There are currently 530,000 open computing jobs in the United States, and the National Center for Women and Information Technology predicts that only 41 percent of jobs in the field will be filled by 2024. Purdue President Mitch Daniels recognized the school's potential to help fill those gaps, and in 2013, he named expanding computer science one of his Purdue Moves. Purdue Moves is a range of initiatives at the West Lafayette campus designed to broaden Purdue's global impact and enhance educational opportunities for its students. All of the moves fall into four broad categories: science, technology, engineering, and math (STEM) leadership; world-changing research; transformative education; and affordability and accessibility.

Purdue received more than 4,000 computer science undergraduate applications for fall semester 2017. Applications have increased so much that the admission rate has continued to decline even as the quality of applicants improves, says Sunil Prabhakar, head of the Department of Computer Science.

Growth of the field isn't an isolated phenomenon. Across the U.S., universities have struggled to keep up with the rising number of students who want to take classes or major in computer science. A report by the Computing Research Association, "CS Undergraduate Enrollments Surge Since 2006," found that the number of computer science majors at doctoral institutions in North America tripled between 2006 and 2017, and the trend is likely to continue.

Many universities are having a difficult time meeting the needs of all the students who want to take computer science courses, according to the report. Shortage of classroom space, insufficient numbers of faculty and instructors to teach courses, and increased faculty workloads are among the top challenges. 

Since 2012, Purdue's Department of Computer Science has hired 15 new faculty members and added three new academic advisers. The university also created two new degree programs: an undergraduate major in data science and a master's program in information security.

Purdue's computer science students are doing well, during school and after graduation. Ninety-five percent of first-year students stay in the major, though many American universities grapple with retention in STEM majors. They also receive the highest undergraduate starting salary at Purdue and a post-graduation job placement rate of nearly 100 percent.

Despite these achievements, diversity in the field is lacking.
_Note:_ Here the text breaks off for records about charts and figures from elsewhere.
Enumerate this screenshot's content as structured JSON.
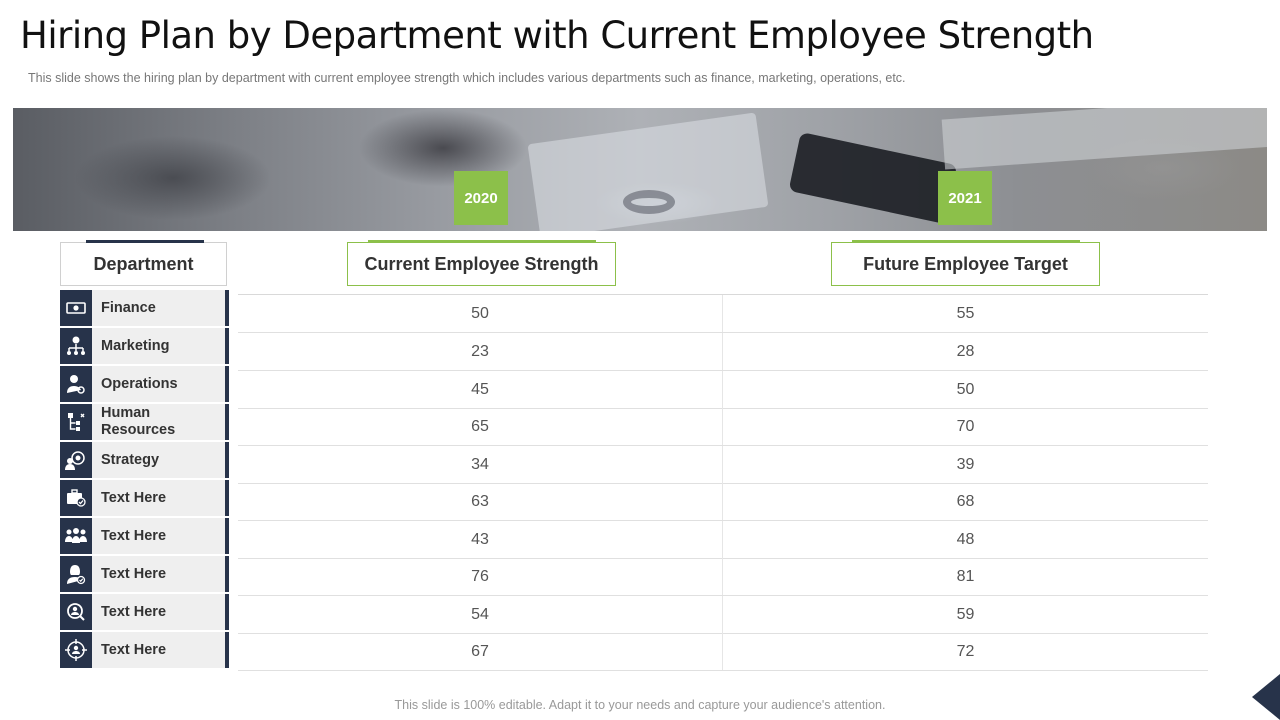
{
  "title": "Hiring Plan by Department with Current Employee Strength",
  "subtitle": "This slide shows the hiring plan by department with current employee strength which includes various  departments such as finance, marketing, operations, etc.",
  "years": {
    "current": "2020",
    "future": "2021"
  },
  "headers": {
    "department": "Department",
    "current": "Current Employee Strength",
    "future": "Future Employee Target"
  },
  "accent_colors": {
    "navy": "#27334a",
    "green": "#8cc04a"
  },
  "rows": [
    {
      "department": "Finance",
      "icon": "money-icon",
      "current": "50",
      "future": "55"
    },
    {
      "department": "Marketing",
      "icon": "org-gear-icon",
      "current": "23",
      "future": "28"
    },
    {
      "department": "Operations",
      "icon": "user-gear-icon",
      "current": "45",
      "future": "50"
    },
    {
      "department": "Human Resources",
      "icon": "org-chart-icon",
      "current": "65",
      "future": "70"
    },
    {
      "department": "Strategy",
      "icon": "target-users-icon",
      "current": "34",
      "future": "39"
    },
    {
      "department": "Text Here",
      "icon": "briefcase-check-icon",
      "current": "63",
      "future": "68"
    },
    {
      "department": "Text Here",
      "icon": "team-icon",
      "current": "43",
      "future": "48"
    },
    {
      "department": "Text Here",
      "icon": "woman-check-icon",
      "current": "76",
      "future": "81"
    },
    {
      "department": "Text Here",
      "icon": "search-user-icon",
      "current": "54",
      "future": "59"
    },
    {
      "department": "Text Here",
      "icon": "target-user-icon",
      "current": "67",
      "future": "72"
    }
  ],
  "footer": "This slide is 100% editable. Adapt it to your needs and capture your audience's attention."
}
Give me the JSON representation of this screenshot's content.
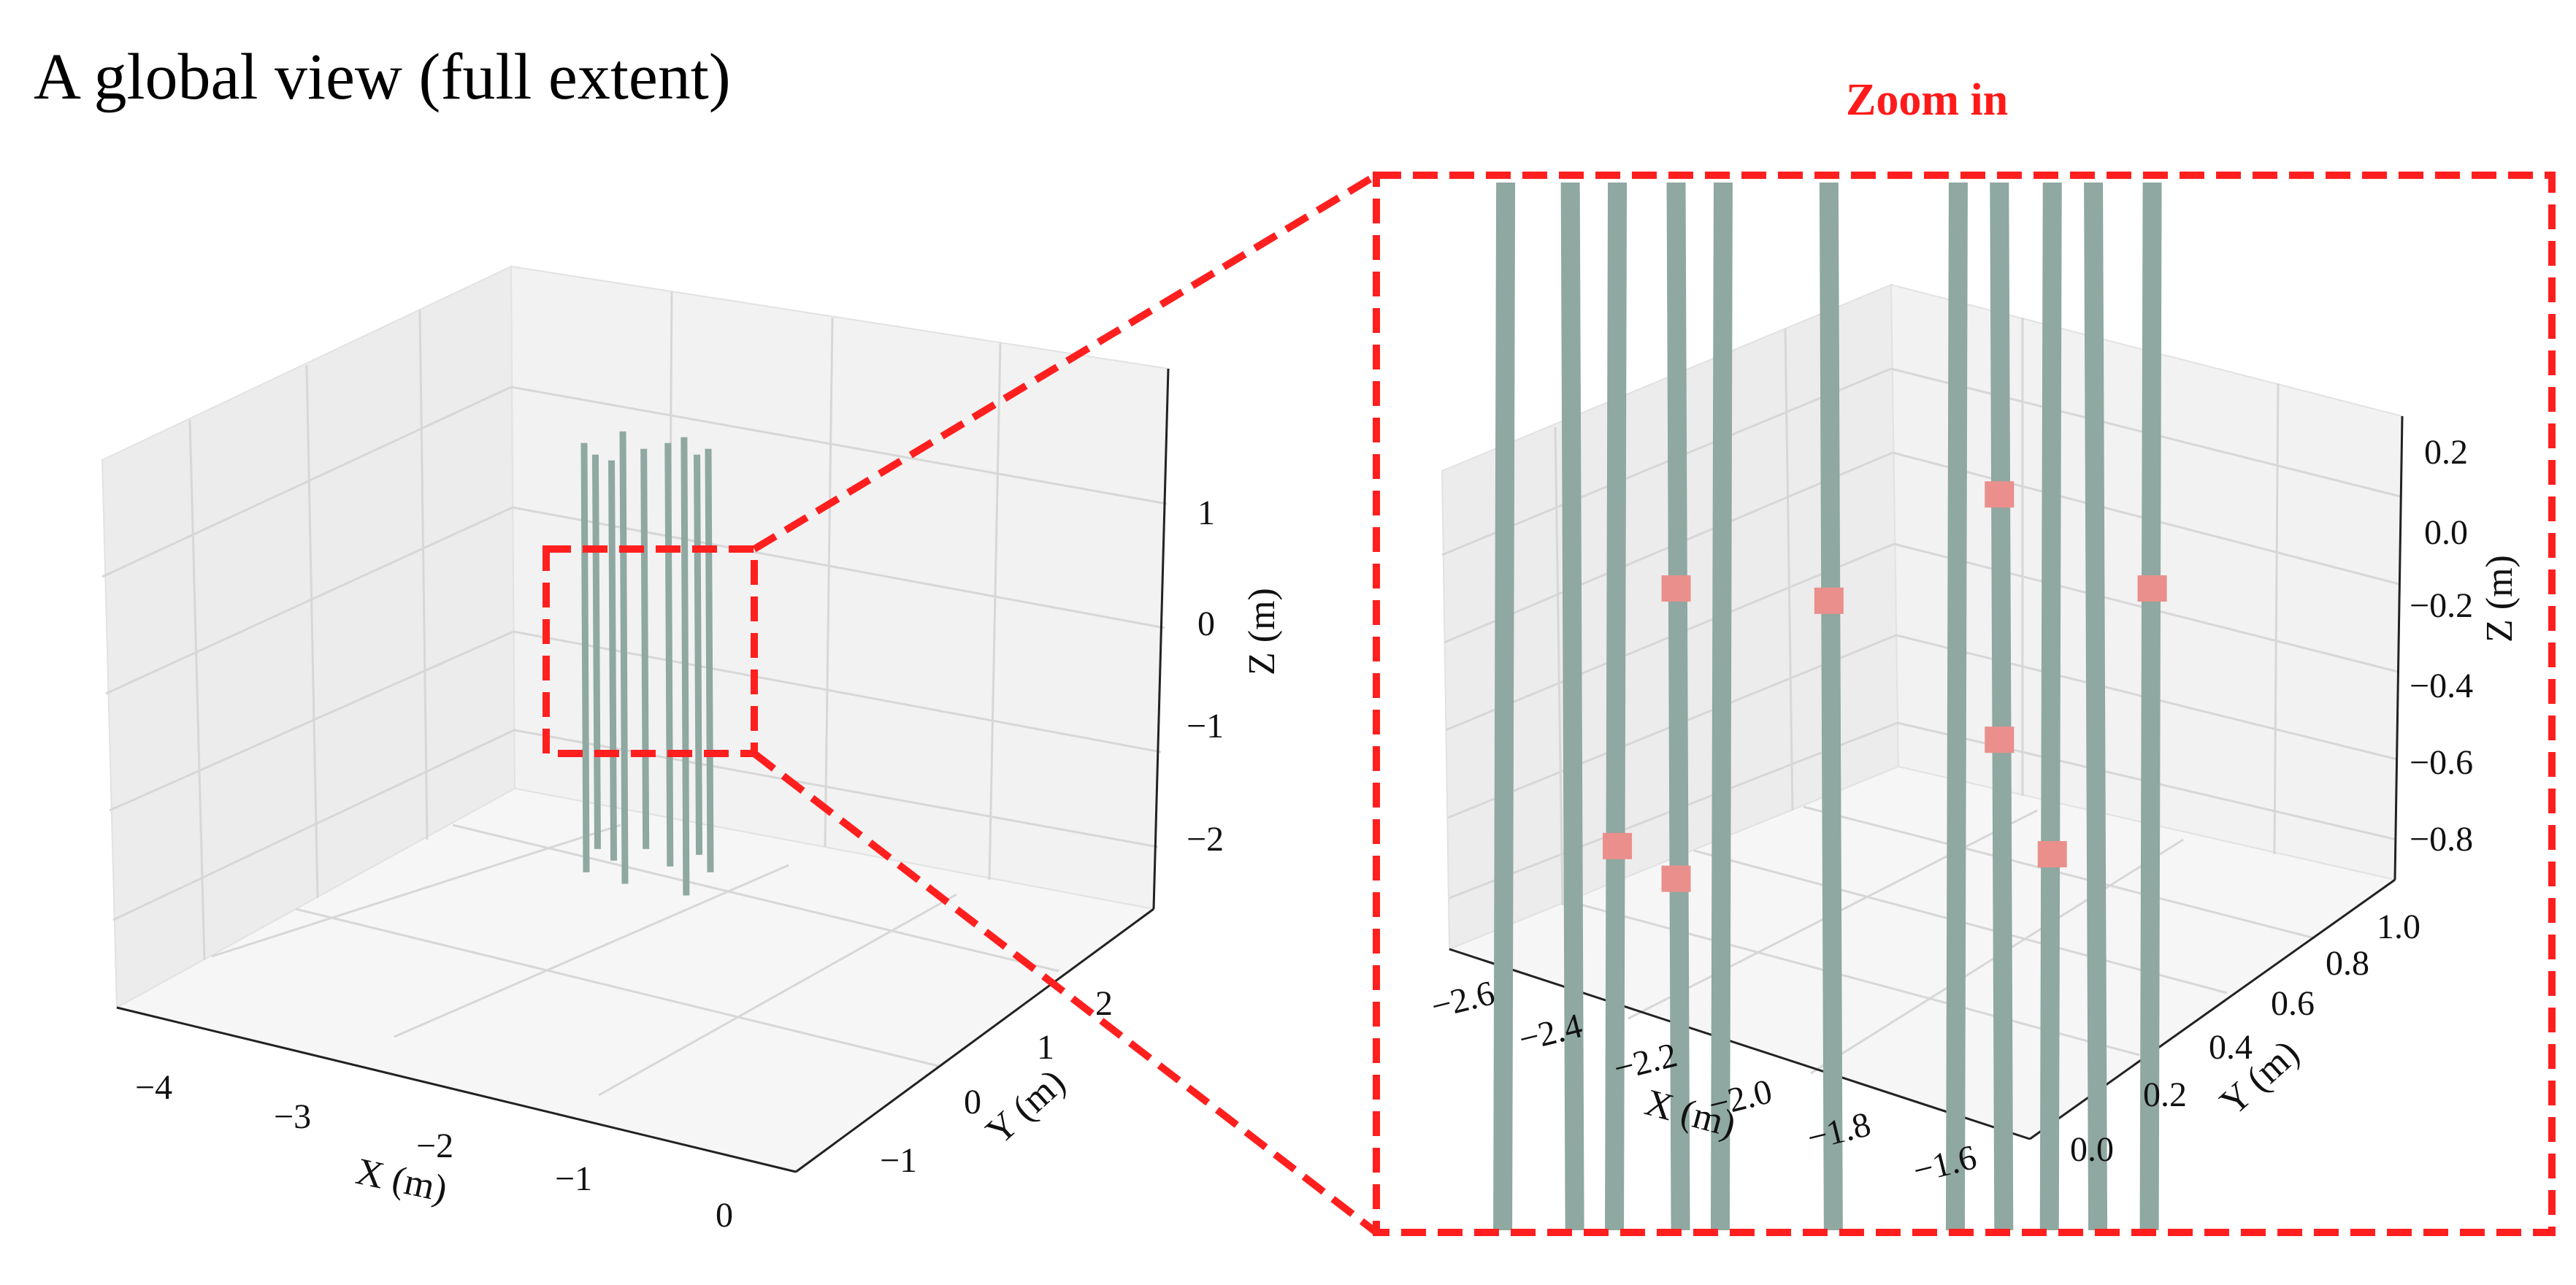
{
  "figure": {
    "title": "A  global view (full extent)",
    "zoom_label": "Zoom in"
  },
  "colors": {
    "point_cloud": "#8fa8a1",
    "segments": "#ea8f8c",
    "zoom_box": "#ff1f1f"
  },
  "chart_data": [
    {
      "type": "scatter3d",
      "name": "global",
      "xlabel": "X (m)",
      "ylabel": "Y (m)",
      "zlabel": "Z (m)",
      "xticks": [
        "−4",
        "−3",
        "−2",
        "−1",
        "0"
      ],
      "yticks": [
        "−1",
        "0",
        "1",
        "2"
      ],
      "zticks": [
        "1",
        "0",
        "−1",
        "−2"
      ],
      "xlim": [
        -4.5,
        0.2
      ],
      "ylim": [
        -1.5,
        2.8
      ],
      "zlim": [
        -2.7,
        1.8
      ],
      "grid": true,
      "trunks": [
        {
          "x": -2.62,
          "y": 0.35,
          "z_bottom": -2.1,
          "z_top": 1.6
        },
        {
          "x": -2.55,
          "y": 0.45,
          "z_bottom": -1.9,
          "z_top": 1.5
        },
        {
          "x": -2.45,
          "y": 0.55,
          "z_bottom": -2.0,
          "z_top": 1.45
        },
        {
          "x": -2.38,
          "y": 0.75,
          "z_bottom": -2.2,
          "z_top": 1.7
        },
        {
          "x": -2.25,
          "y": 0.5,
          "z_bottom": -1.9,
          "z_top": 1.55
        },
        {
          "x": -2.1,
          "y": 0.6,
          "z_bottom": -2.05,
          "z_top": 1.6
        },
        {
          "x": -2.0,
          "y": 0.7,
          "z_bottom": -2.3,
          "z_top": 1.65
        },
        {
          "x": -1.92,
          "y": 0.45,
          "z_bottom": -1.95,
          "z_top": 1.5
        },
        {
          "x": -1.85,
          "y": 0.8,
          "z_bottom": -2.1,
          "z_top": 1.55
        }
      ],
      "zoom_box": {
        "xlim": [
          -2.7,
          -1.5
        ],
        "zlim": [
          -0.85,
          0.25
        ]
      }
    },
    {
      "type": "scatter3d",
      "name": "zoom",
      "xlabel": "X (m)",
      "ylabel": "Y (m)",
      "zlabel": "Z (m)",
      "xticks": [
        "−2.6",
        "−2.4",
        "−2.2",
        "−2.0",
        "−1.8",
        "−1.6"
      ],
      "yticks": [
        "0.0",
        "0.2",
        "0.4",
        "0.6",
        "0.8",
        "1.0"
      ],
      "zticks": [
        "0.2",
        "0.0",
        "−0.2",
        "−0.4",
        "−0.6",
        "−0.8"
      ],
      "xlim": [
        -2.7,
        -1.5
      ],
      "ylim": [
        -0.05,
        1.05
      ],
      "zlim": [
        -0.9,
        0.3
      ],
      "grid": true,
      "trunks": [
        {
          "screen_x": 0.11,
          "w": 3
        },
        {
          "screen_x": 0.165,
          "w": 3
        },
        {
          "screen_x": 0.205,
          "w": 3
        },
        {
          "screen_x": 0.255,
          "w": 3
        },
        {
          "screen_x": 0.295,
          "w": 3
        },
        {
          "screen_x": 0.385,
          "w": 3
        },
        {
          "screen_x": 0.495,
          "w": 3
        },
        {
          "screen_x": 0.53,
          "w": 3
        },
        {
          "screen_x": 0.575,
          "w": 3
        },
        {
          "screen_x": 0.61,
          "w": 3
        },
        {
          "screen_x": 0.66,
          "w": 3
        }
      ],
      "segments": [
        {
          "trunk": 3,
          "z": -0.15
        },
        {
          "trunk": 5,
          "z": -0.18
        },
        {
          "trunk": 7,
          "z": 0.08
        },
        {
          "trunk": 10,
          "z": -0.15
        },
        {
          "trunk": 2,
          "z": -0.78
        },
        {
          "trunk": 3,
          "z": -0.86
        },
        {
          "trunk": 8,
          "z": -0.8
        },
        {
          "trunk": 7,
          "z": -0.52
        }
      ]
    }
  ]
}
Women earn 57 percent of all undergraduate degrees in the United States, but only 18 percent of computer and information sciences degrees, according to the National Center for Women and Information Technology. 

As a result, educators across the U.S. have recognized the need to attract more women to the field and have been making a concerted effort to do so.

Twenty-one percent of first-year computer science majors at Purdue are now women, compared to 13 percent in 2015. Female faculty members have also doubled since 2012. Adrian Thomas, diversity specialist for the Department of Computer Science at Purdue, says targeted marketing to women is responsible for this increase.

"We really got the word out about what Purdue does and how important it is to have women here," Thomas says.

The department also split CS 180, a first-year course that all computer science students are required to take. The course was divided into sections for more and less experienced students, and the majority of women in the 2016 class enrolled in the less experienced section.  

"The effort is really making a difference because they're starting the course with fewer assumptions. We're meeting them where they are and getting them where they need to go," Thomas says. "Both sections end up at the same place, but they start out differently."

Although these efforts have been successful in attracting female students to the department, ethnic minority students are still underrepresented. This problem has only been recognized very recently at the national level, Thomas says, but she expects that programs like Black Girls CODE and Code2040 will help solve it.